Published on January 22, 2008 at 1:48pm

Even devoted DBT fans may find the Alabama/Athens rockers' eighth album frustrating, or long-winded at the very least. It's 19 mostly acoustic, down-tempo songs spread over 75 dour, occasionally thrilling, minutes. Their trademark hard 'n' heavy chargers are largely confined to "The Righteous Path," "Self Destructive Zones" and "That Man I Shot," the humor to "Bob" and "3 Dimes Down." Domestic ills get their due on "Daddy Needs a Drink," as does touring monotony in "The Opening Act," and addictions run amok in "You and Your Crystal Meth." Everybody smiling yet?

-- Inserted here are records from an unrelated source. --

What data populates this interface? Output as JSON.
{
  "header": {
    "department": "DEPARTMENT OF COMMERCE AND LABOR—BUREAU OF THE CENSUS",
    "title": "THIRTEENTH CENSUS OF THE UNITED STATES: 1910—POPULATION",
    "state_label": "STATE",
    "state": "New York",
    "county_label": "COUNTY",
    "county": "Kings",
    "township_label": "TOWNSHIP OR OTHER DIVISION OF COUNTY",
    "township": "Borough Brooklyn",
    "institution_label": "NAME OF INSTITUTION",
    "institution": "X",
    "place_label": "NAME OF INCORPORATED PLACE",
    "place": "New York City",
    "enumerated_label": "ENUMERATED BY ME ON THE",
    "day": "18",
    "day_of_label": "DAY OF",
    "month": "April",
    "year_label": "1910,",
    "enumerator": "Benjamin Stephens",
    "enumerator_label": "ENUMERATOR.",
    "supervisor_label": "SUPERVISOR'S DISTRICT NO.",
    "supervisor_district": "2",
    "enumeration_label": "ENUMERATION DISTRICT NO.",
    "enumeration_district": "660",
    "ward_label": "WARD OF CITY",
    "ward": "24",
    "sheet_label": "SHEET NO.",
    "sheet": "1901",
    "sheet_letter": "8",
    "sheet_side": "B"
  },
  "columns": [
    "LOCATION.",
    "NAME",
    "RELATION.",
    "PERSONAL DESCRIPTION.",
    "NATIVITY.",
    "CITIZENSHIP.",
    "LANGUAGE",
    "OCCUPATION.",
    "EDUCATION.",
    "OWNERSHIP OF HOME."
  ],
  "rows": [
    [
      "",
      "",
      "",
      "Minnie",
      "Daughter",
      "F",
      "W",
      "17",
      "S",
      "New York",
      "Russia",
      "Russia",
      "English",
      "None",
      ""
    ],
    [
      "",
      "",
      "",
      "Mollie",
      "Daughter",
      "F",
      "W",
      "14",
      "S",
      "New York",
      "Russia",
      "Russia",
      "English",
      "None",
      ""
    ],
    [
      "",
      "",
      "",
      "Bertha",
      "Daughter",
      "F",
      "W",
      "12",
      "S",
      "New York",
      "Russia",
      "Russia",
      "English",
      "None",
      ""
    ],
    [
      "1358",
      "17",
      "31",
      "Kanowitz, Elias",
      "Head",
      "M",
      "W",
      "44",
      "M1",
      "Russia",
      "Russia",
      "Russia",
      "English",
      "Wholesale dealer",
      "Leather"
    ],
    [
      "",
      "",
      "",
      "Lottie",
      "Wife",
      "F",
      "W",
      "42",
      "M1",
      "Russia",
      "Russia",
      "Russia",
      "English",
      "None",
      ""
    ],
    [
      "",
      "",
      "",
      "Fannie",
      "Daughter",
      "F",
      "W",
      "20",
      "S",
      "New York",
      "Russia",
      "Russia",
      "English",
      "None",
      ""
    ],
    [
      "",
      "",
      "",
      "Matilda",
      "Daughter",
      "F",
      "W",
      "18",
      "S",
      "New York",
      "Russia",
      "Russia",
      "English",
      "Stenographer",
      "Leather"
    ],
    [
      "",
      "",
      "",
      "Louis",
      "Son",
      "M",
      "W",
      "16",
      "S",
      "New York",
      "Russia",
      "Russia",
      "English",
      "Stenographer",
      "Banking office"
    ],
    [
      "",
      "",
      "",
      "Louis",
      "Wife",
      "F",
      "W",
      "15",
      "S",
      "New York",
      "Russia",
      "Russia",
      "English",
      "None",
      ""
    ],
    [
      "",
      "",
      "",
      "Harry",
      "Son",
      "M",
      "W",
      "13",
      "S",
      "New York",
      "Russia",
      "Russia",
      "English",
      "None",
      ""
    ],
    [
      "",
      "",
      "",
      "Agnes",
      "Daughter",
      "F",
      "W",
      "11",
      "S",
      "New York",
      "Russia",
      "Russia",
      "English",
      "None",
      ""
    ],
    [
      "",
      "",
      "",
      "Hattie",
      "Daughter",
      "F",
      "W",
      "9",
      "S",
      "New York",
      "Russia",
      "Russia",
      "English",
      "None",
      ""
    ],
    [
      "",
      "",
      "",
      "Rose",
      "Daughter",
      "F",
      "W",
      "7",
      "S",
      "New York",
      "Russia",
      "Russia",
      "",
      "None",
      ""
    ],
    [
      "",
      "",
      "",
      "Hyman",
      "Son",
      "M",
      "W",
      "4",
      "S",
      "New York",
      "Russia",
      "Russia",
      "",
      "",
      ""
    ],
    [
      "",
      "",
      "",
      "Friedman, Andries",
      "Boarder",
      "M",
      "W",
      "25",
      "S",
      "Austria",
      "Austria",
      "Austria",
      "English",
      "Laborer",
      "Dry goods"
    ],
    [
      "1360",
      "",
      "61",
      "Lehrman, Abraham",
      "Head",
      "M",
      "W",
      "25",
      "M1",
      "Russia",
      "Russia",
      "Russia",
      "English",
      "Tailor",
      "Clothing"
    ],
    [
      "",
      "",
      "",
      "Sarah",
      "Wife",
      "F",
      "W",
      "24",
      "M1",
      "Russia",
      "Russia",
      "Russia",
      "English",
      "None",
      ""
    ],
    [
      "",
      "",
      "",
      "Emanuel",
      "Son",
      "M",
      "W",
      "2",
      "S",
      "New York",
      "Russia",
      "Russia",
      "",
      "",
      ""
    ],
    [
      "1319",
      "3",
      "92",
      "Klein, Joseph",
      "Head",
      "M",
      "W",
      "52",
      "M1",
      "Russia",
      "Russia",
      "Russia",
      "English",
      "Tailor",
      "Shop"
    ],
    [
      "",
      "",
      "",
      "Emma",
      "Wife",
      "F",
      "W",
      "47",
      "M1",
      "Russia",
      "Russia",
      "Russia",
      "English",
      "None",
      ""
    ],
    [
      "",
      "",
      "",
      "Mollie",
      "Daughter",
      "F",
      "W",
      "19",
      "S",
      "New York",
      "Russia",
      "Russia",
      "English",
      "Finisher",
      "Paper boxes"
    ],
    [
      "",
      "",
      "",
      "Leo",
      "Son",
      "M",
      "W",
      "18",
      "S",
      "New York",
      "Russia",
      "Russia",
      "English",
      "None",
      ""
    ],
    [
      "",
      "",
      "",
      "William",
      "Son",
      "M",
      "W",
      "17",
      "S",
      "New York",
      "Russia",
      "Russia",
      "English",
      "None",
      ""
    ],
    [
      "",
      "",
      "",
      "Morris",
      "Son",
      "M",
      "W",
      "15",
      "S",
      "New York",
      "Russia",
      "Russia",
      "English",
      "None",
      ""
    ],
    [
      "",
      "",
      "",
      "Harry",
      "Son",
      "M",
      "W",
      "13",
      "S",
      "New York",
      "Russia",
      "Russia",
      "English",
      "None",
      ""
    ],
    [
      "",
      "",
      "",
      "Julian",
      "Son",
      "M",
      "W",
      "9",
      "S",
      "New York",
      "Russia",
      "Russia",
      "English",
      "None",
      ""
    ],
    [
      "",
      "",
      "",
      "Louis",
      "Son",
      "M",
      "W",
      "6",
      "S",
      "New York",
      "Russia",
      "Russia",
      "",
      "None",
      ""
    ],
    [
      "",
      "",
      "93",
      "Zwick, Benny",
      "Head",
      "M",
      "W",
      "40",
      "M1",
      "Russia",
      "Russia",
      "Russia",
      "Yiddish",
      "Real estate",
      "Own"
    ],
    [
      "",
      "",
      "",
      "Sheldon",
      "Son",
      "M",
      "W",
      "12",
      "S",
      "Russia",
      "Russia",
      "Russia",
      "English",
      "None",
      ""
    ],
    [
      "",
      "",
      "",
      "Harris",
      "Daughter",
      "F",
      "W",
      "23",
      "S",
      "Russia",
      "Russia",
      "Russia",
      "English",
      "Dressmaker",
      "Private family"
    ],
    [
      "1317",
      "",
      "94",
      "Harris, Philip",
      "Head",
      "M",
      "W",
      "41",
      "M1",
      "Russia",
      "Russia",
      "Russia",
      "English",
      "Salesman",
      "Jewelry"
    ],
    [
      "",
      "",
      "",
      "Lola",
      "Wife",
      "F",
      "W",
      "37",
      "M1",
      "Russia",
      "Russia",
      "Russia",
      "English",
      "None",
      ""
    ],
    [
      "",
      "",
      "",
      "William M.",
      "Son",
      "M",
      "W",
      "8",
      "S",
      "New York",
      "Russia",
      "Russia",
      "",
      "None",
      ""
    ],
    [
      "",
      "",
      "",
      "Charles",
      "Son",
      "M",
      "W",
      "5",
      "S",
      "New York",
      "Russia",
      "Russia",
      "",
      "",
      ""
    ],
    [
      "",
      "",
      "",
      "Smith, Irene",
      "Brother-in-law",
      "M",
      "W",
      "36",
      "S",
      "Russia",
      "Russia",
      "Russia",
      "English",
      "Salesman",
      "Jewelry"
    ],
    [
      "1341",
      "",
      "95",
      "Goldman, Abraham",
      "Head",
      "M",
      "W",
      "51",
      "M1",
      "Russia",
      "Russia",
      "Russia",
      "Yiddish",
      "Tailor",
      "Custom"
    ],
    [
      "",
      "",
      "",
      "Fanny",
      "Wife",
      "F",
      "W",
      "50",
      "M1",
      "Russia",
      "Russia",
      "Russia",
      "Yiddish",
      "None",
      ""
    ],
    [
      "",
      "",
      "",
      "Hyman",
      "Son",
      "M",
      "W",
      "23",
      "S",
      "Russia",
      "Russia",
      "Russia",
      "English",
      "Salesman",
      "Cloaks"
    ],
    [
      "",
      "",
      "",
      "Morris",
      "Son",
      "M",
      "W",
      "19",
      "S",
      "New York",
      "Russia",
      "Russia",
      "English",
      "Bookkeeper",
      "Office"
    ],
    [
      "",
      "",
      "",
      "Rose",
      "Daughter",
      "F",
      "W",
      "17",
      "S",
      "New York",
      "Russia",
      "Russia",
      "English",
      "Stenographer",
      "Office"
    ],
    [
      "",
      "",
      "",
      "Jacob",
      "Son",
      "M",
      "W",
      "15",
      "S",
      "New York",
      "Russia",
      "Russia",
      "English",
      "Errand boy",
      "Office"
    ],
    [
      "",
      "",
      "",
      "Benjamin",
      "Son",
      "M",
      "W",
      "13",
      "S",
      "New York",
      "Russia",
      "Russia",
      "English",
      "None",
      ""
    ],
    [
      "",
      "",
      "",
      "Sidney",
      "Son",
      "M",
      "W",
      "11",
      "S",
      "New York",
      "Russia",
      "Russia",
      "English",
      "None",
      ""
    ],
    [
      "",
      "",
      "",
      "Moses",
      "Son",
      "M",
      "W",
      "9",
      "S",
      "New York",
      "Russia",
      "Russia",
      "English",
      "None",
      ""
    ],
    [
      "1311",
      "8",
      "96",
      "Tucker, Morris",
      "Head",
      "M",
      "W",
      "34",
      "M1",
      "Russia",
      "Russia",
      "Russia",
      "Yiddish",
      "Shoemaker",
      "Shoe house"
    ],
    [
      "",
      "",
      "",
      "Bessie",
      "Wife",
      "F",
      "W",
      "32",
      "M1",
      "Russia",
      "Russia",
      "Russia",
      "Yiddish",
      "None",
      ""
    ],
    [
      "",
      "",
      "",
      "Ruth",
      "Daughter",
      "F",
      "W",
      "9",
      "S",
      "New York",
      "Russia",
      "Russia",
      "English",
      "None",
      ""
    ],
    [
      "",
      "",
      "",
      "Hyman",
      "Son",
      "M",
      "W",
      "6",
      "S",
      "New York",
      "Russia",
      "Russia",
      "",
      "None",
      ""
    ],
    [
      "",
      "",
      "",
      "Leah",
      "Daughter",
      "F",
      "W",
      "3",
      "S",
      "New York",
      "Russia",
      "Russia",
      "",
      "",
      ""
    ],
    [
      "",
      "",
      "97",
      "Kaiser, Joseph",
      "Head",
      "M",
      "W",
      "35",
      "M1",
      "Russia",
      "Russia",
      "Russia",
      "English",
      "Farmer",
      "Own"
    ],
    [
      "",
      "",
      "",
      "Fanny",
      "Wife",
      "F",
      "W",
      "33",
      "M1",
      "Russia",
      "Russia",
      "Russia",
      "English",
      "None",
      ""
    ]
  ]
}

Didn't think so. New guitarist John Neff, whose ghostly steel ranks among BTCD's most pervasive leitmotifs, makes this year's loss of Jason Isbell to a solo career a lot easier to swallow, while the role of third Trucker songwriter now falls to bassist and Isbell's estranged wife Shonna Tucker. (How Southern is that?) Her Stonesy "Home Field Advantage" is a definite keeper, while cofounders Patterson Hood and Mike Cooley each turn in great songs ("A Ghost to Most") and some that sound half-finished ("Two Daughters and a Beautiful Wife"). "Goode's Field Road," Hood's diary of a man en route to meet his doom, has the same brooding R&B grind the Truckers used behind Bettye LaVette on last year's The Scene of the Crime, while Cooley further hones his fine country chops on twin jewels "Lisa's Birthday" and "Perfect Timing." Overall, BTCD sounds like the Truckers are regrouping — and indeed they are — but that's nothing their rigorous touring schedule can't cure. And album No. 9 should be really killer.